BZW (BZWBK) spodziewa się w br. wzrostu popytu na kredyty, poinformował prezes Michał Gajewski. Podkreślił, że bank jest na to gotowy i w 2017 roku chce sprzedawać więcej kredytów rynek.
"Rzeczywiście mamy bardzo wyraźną nadwyżkę depozytów nad kredytami. Będziemy obserwowali rynek, na ile popyt na kredyty się zwiększy. Projekcje naszego głównego ekonomisty mówią, że będzie poprawiała się sytuacja gospodarcza Polski, szczególnie w obszarze wzrostu inwestycji.
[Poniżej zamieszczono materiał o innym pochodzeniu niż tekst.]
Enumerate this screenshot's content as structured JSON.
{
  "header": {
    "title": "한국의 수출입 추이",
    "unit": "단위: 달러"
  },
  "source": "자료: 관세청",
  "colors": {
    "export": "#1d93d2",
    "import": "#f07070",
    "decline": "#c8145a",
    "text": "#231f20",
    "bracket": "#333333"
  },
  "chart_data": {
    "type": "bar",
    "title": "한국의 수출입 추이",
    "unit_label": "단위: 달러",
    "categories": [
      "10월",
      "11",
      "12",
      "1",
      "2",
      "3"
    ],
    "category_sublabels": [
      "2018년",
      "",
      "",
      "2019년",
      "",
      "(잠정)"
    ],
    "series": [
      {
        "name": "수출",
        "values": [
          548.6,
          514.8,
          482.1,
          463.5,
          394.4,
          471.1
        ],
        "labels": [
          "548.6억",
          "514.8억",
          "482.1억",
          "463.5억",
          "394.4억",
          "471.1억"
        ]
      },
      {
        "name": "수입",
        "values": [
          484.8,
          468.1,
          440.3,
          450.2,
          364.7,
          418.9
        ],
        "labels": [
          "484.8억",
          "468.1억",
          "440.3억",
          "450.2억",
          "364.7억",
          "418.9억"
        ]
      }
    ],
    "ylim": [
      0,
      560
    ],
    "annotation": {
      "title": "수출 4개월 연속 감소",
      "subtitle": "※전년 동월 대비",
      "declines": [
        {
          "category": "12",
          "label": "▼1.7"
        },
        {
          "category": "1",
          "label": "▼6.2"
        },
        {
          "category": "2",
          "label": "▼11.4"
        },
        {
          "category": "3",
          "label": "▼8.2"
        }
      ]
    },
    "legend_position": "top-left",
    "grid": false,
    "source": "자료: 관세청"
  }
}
Dlatego oczekujemy, że te depozyty będziemy mogli zamienić na akcję kredytową" - powiedział Gajewski podczas konferencji prasowej.
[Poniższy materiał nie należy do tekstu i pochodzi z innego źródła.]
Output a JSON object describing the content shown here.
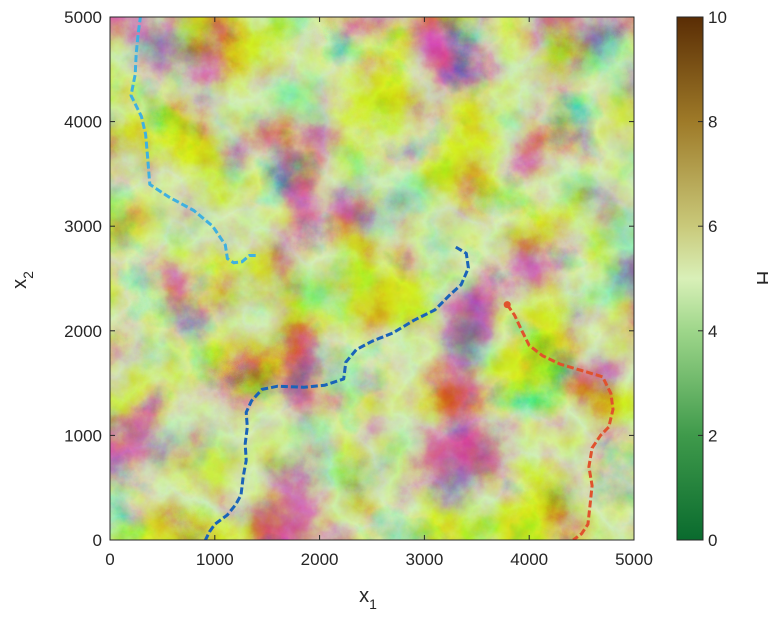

Dodał, że bank jest na to gotowy i w tym roku chce sprzedawać więcej kredytów rynek.
"Patrzymy na to, jaki jest popyt, wierzymy, że się zwiększy i chcemy, żeby się zwiększył, szczególnie w obszarze przedsiębiorstw. Jesteśmy przygotowani, również technologicznie i kapitałowo, by sprzedawać więcej kredytów. Ale nasza filozofia to rozpoznawanie potrzeb klientów, nie sprzedawanie kredytów 'na siłę'" - wyjaśnił także Gajewski, pytany czy tempro wzrostu akcji kredytowej może być podobne do blisko 8-proc. wzrostu w ub.r.
Należności BZ WBK od klientów zwiększyły się do 7,9% r/r i wyniosły 107,95 mld zł w 2016 r., w wyniku wzrostu kredytów dla klientów indywidualnych o 8,4% r/r do 56 291,4 mln zł oraz należności od podmiotów gospodarczych i sektora publicznego o 4,2% r/r do 45 375,7 mln zł. Jednocześnie wskaźnik kredytów niepracujących wyniósł 6,6% wobec 7,3% na koniec 2015 r. Zobowiązania wobec klientów wzrosły w tym okresie o 11,1% r/r.
Bank Zachodni WBK należy do czołówki banków uniwersalnych w Polsce. Jego akcje są notowane na warszawskiej GPW. Jego głównym akcjonariuszem jest hiszpański SAN (SANTANDER).